What, I wonder, did he mean, and more importantly, what does he intend to do about it? Buy their shares back at a premium perhaps, or give them a bum deal when British Gas is split and leave them with the unprofitable retail arm of the company while the fat cats and the institutional shareholders make off with the profitable exploration and transmission business? We should, in the immortal words of Sir John Junor, be told.

It is easy to see that the several hundred thousand small shareholders, the survivors of the million or more Sids who put up their money for a punt on a share issue in the Eighties, are a nuisance to the company. They need to be sent a dividend cheque twice a year and some form of report and accounts; the cost in postage alone is substantial.

But supporters of shareholder democracy may be slightly uneasy in case Mr Giordano is also objecting to the possibility of massed ranks of shareholders turning up at meetings and disrupting the proceedings with rude protests about fat cats and their salaries. Companies are not true democracies because the small shareholders are easily outvoted by the big institutions, but it would be a pity if the voice and the interests of small shareholders were diminished even further.

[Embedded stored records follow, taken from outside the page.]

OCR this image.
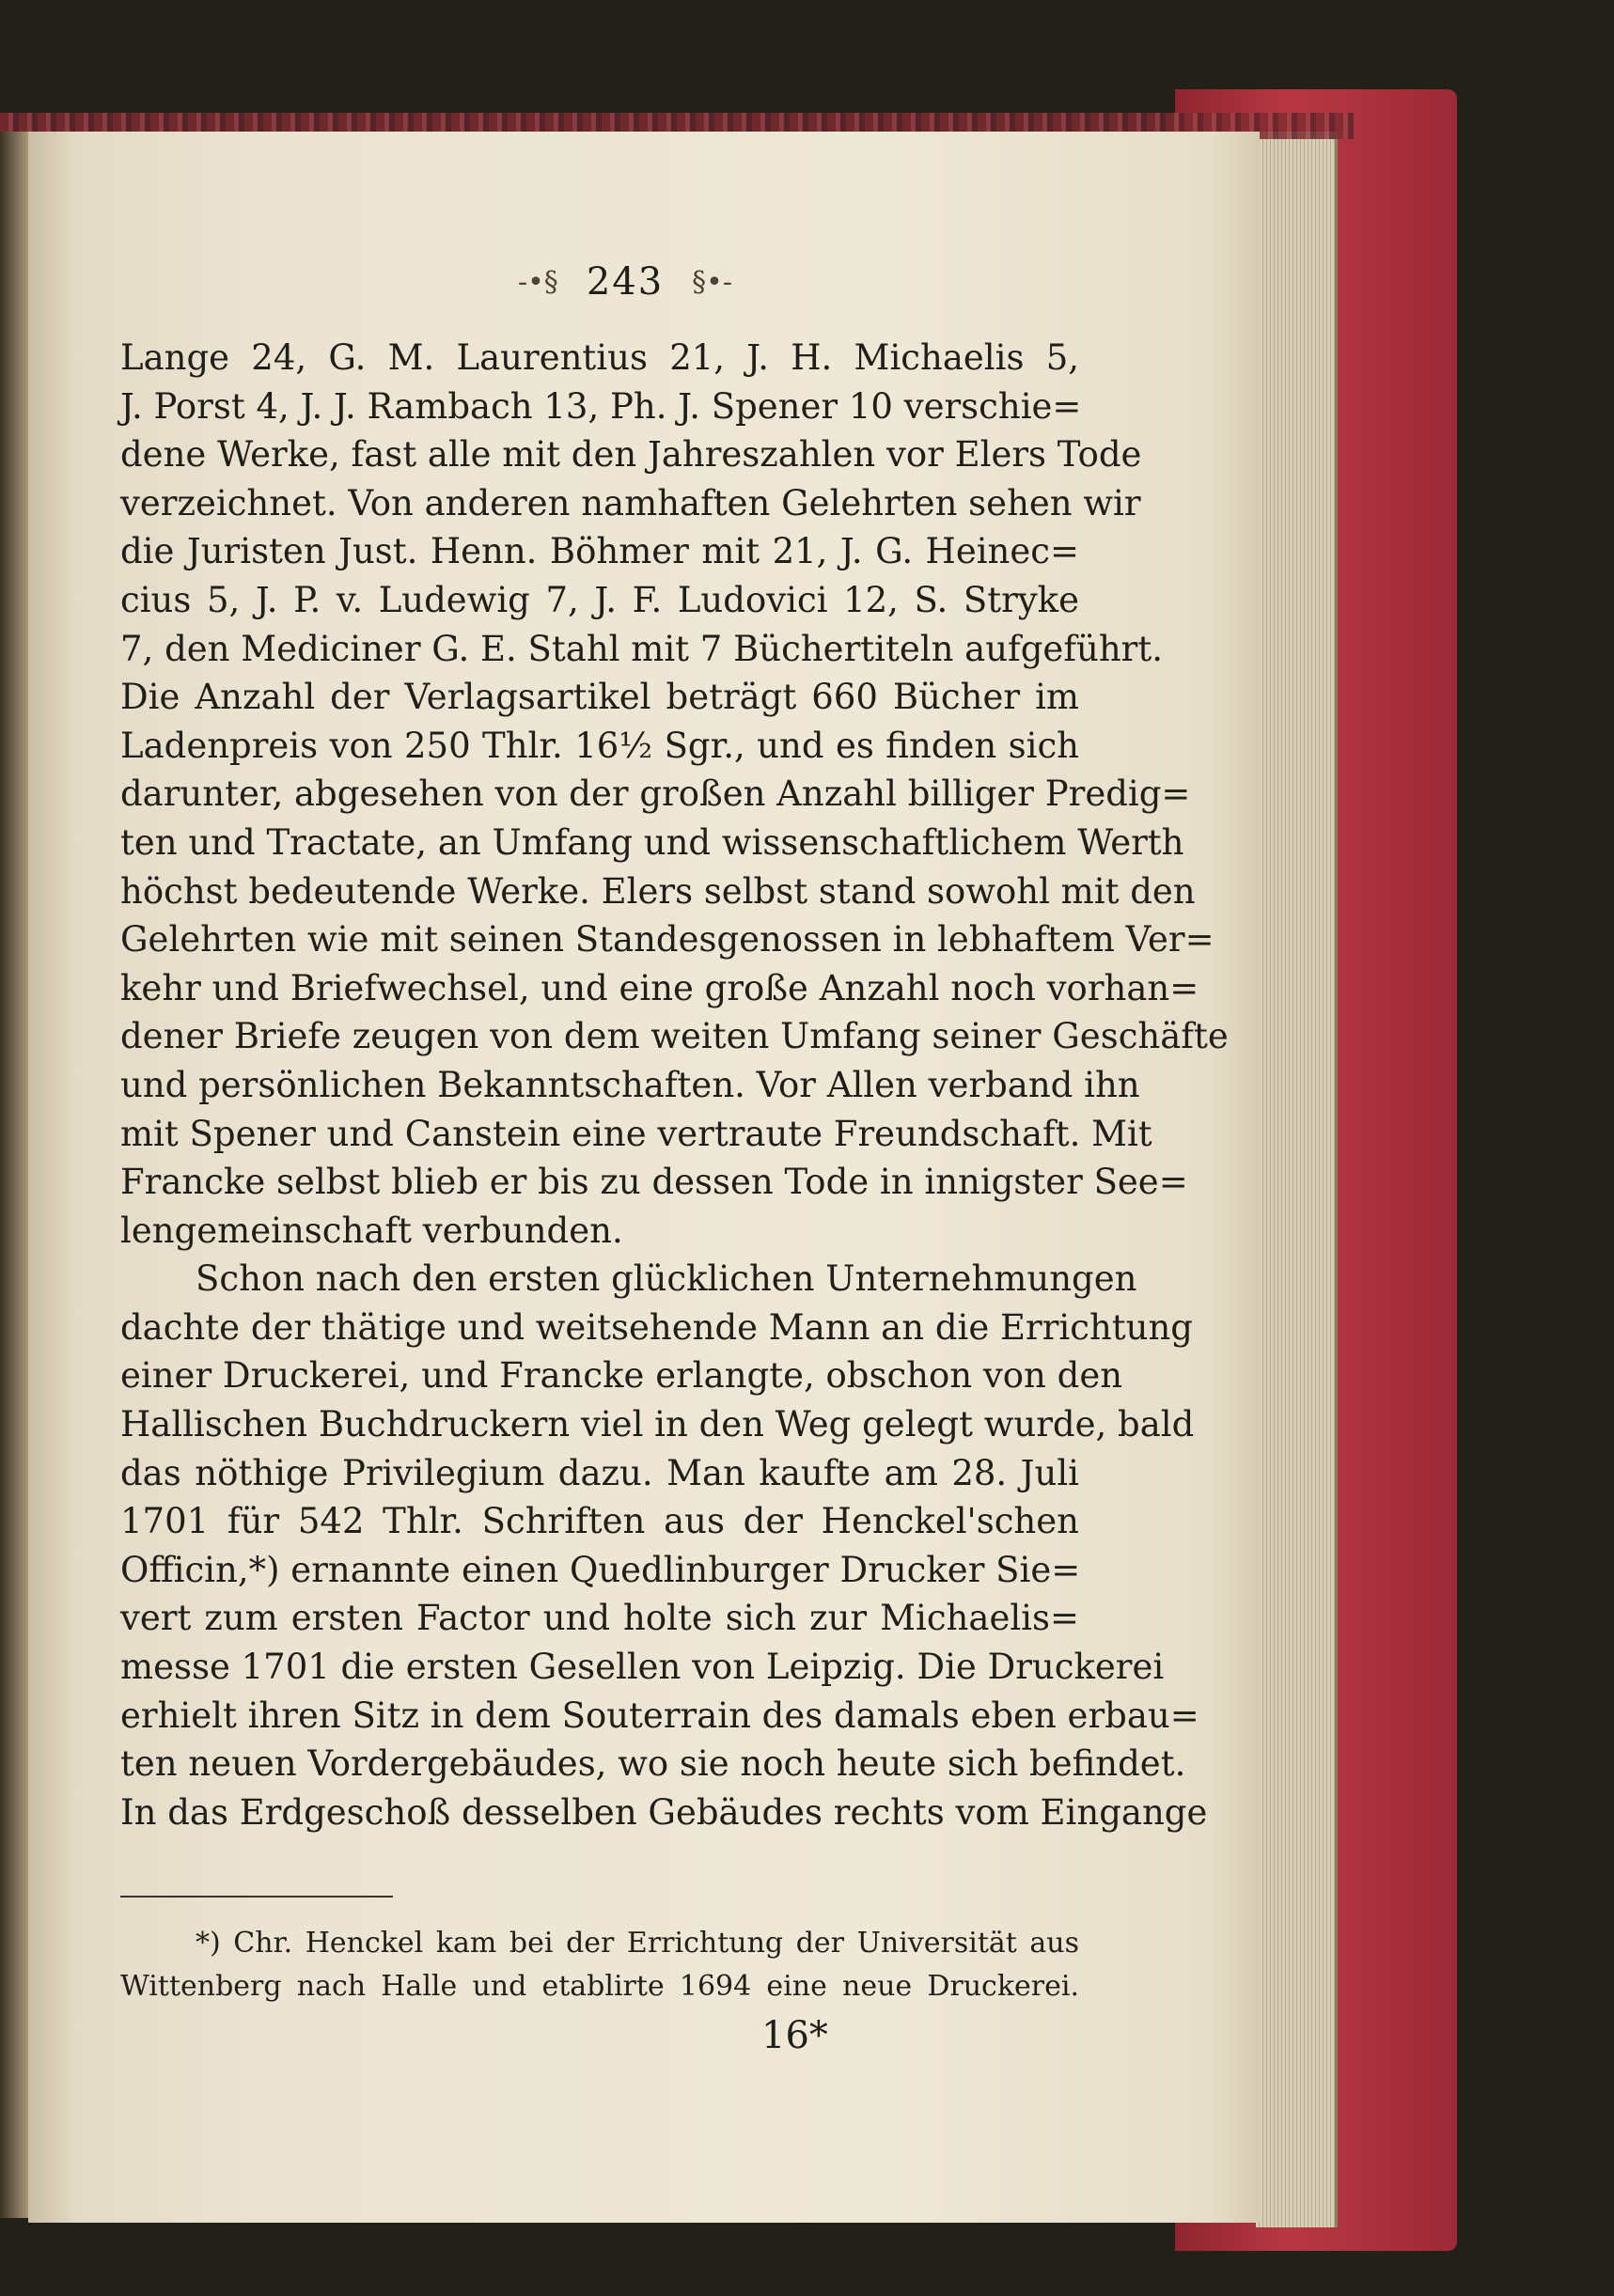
-•§ 243 §•-
Lange 24, G. M. Laurentius 21, J. H. Michaelis 5,
J. Porst 4, J. J. Rambach 13, Ph. J. Spener 10 verschie=
dene Werke, fast alle mit den Jahreszahlen vor Elers Tode
verzeichnet. Von anderen namhaften Gelehrten sehen wir
die Juristen Just. Henn. Böhmer mit 21, J. G. Heinec=
cius 5, J. P. v. Ludewig 7, J. F. Ludovici 12, S. Stryke
7, den Mediciner G. E. Stahl mit 7 Büchertiteln aufgeführt.
Die Anzahl der Verlagsartikel beträgt 660 Bücher im
Ladenpreis von 250 Thlr. 16½ Sgr., und es finden sich
darunter, abgesehen von der großen Anzahl billiger Predig=
ten und Tractate, an Umfang und wissenschaftlichem Werth
höchst bedeutende Werke. Elers selbst stand sowohl mit den
Gelehrten wie mit seinen Standesgenossen in lebhaftem Ver=
kehr und Briefwechsel, und eine große Anzahl noch vorhan=
dener Briefe zeugen von dem weiten Umfang seiner Geschäfte
und persönlichen Bekanntschaften. Vor Allen verband ihn
mit Spener und Canstein eine vertraute Freundschaft. Mit
Francke selbst blieb er bis zu dessen Tode in innigster See=
lengemeinschaft verbunden.
Schon nach den ersten glücklichen Unternehmungen
dachte der thätige und weitsehende Mann an die Errichtung
einer Druckerei, und Francke erlangte, obschon von den
Hallischen Buchdruckern viel in den Weg gelegt wurde, bald
das nöthige Privilegium dazu. Man kaufte am 28. Juli
1701 für 542 Thlr. Schriften aus der Henckel'schen
Officin,*) ernannte einen Quedlinburger Drucker Sie=
vert zum ersten Factor und holte sich zur Michaelis=
messe 1701 die ersten Gesellen von Leipzig. Die Druckerei
erhielt ihren Sitz in dem Souterrain des damals eben erbau=
ten neuen Vordergebäudes, wo sie noch heute sich befindet.
In das Erdgeschoß desselben Gebäudes rechts vom Eingange
*) Chr. Henckel kam bei der Errichtung der Universität aus
Wittenberg nach Halle und etablirte 1694 eine neue Druckerei.
16*
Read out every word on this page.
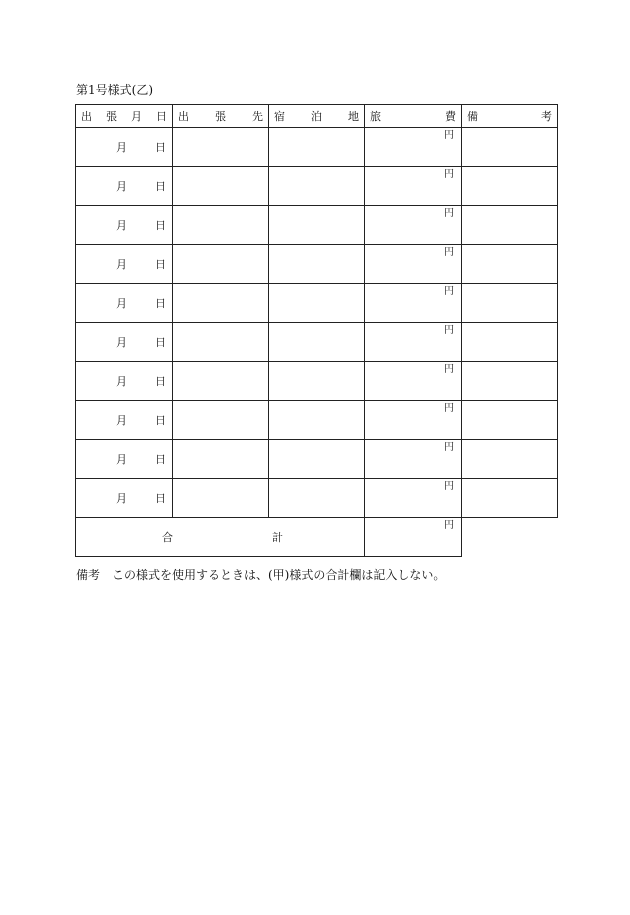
第1号様式(乙)
出 張 月 日	出 張 先	宿 泊 地	旅 費	備 考

月 日			円	

月 日			円	

月 日			円	

月 日			円	

月 日			円	

月 日			円	

月 日			円	

月 日			円	

月 日			円	

月 日			円	

合 計			円	

備考　この様式を使用するときは、(甲)様式の合計欄は記入しない。
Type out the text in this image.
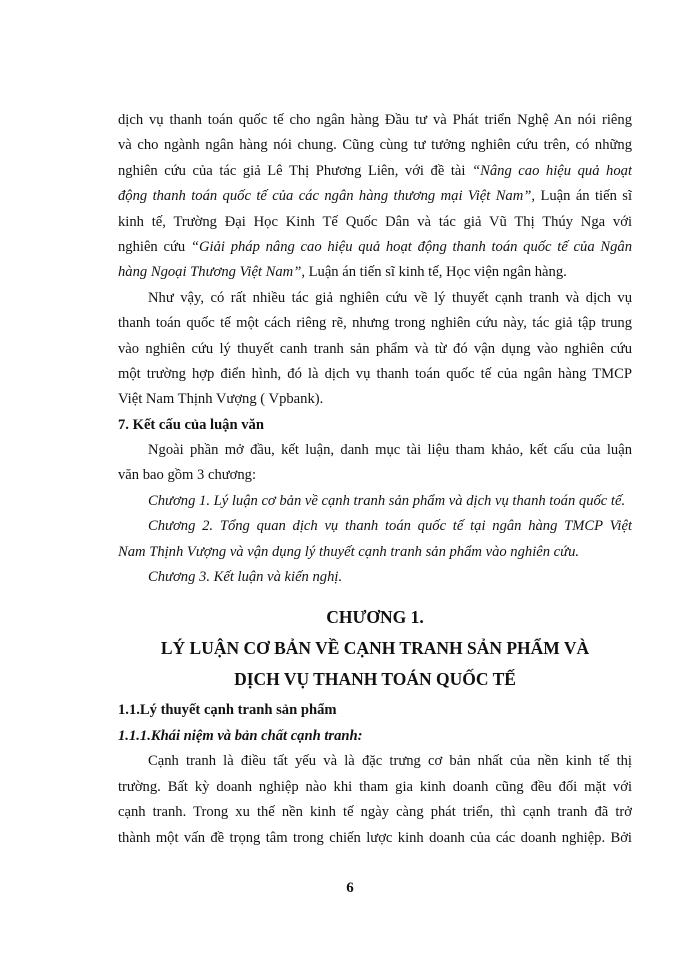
dịch vụ thanh toán quốc tế cho ngân hàng Đầu tư và Phát triển Nghệ An nói riêng
và cho ngành ngân hàng nói chung. Cũng cùng tư tưởng nghiên cứu trên, có những
nghiên cứu của tác giả Lê Thị Phương Liên, với đề tài “Nâng cao hiệu quả hoạt
động thanh toán quốc tế của các ngân hàng thương mại Việt Nam”, Luận án tiến sĩ
kinh tế, Trường Đại Học Kinh Tế Quốc Dân và tác giả Vũ Thị Thúy Nga với
nghiên cứu “Giải pháp nâng cao hiệu quả hoạt động thanh toán quốc tế của Ngân
hàng Ngoại Thương Việt Nam”, Luận án tiến sĩ kinh tế, Học viện ngân hàng.
Như vậy, có rất nhiều tác giả nghiên cứu về lý thuyết cạnh tranh và dịch vụ
thanh toán quốc tế một cách riêng rẽ, nhưng trong nghiên cứu này, tác giả tập trung
vào nghiên cứu lý thuyết canh tranh sản phẩm và từ đó vận dụng vào nghiên cứu
một trường hợp điển hình, đó là dịch vụ thanh toán quốc tế của ngân hàng TMCP
Việt Nam Thịnh Vượng ( Vpbank).
7. Kết cấu của luận văn
Ngoài phần mở đầu, kết luận, danh mục tài liệu tham khảo, kết cấu của luận
văn bao gồm 3 chương:
Chương 1. Lý luận cơ bản về cạnh tranh sản phẩm và dịch vụ thanh toán quốc tế.
Chương 2. Tổng quan dịch vụ thanh toán quốc tế tại ngân hàng TMCP Việt
Nam Thịnh Vượng và vận dụng lý thuyết cạnh tranh sản phẩm vào nghiên cứu.
Chương 3. Kết luận và kiến nghị.
CHƯƠNG 1.
LÝ LUẬN CƠ BẢN VỀ CẠNH TRANH SẢN PHẨM VÀ
DỊCH VỤ THANH TOÁN QUỐC TẾ
1.1.Lý thuyết cạnh tranh sản phẩm
1.1.1.Khái niệm và bản chất cạnh tranh:
Cạnh tranh là điều tất yếu và là đặc trưng cơ bản nhất của nền kinh tế thị
trường. Bất kỳ doanh nghiệp nào khi tham gia kinh doanh cũng đều đối mặt với
cạnh tranh. Trong xu thế nền kinh tế ngày càng phát triển, thì cạnh tranh đã trở
thành một vấn đề trọng tâm trong chiến lược kinh doanh của các doanh nghiệp. Bởi
6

Small shareholders have every right to express their disappointment at the performance of British Gas shares in recent months. The company has stumbled over the massive long-term contracts it agreed to buy gas at prices now well above the market, and shareholders have a right to know why these contracts were not re-negotiated or hedged before the situation reached its current stage.

Mr Giordano's remarks also run contrary to the ethos of good company practice, which has in the past welcomed the presence of a large body of small shareholders, especially employees, taking an interest in the firms that provide their jobs and pensions.

The Government also has an interest in the outcome of the debate. Shareholders accept risks in the hope of rewards, but the Government led them into shareholding and actively encouraged them to go in not just for a punt but for the long term.

On balance, investors with a portfolio of privatisation stocks should be quite pleased with returns they have had over the years.

But human nature being what it is, shareholders in British Gas who have had a bad experience over the past year, will remember the bad times more than the good, and add it to their sense of disillusionment with the Government's overall economic performance.

If it is saddled in the public mind with responsibility for a collapsed property market, negative equity, the hyping of personal pension plans that led to mass mis-selling and also for leaving small shareholders in British Gas in the lurch, the Government will stand no chance at the polls, even if every member of the shadow cabinet is regularly exposed as saying one thing and doing another.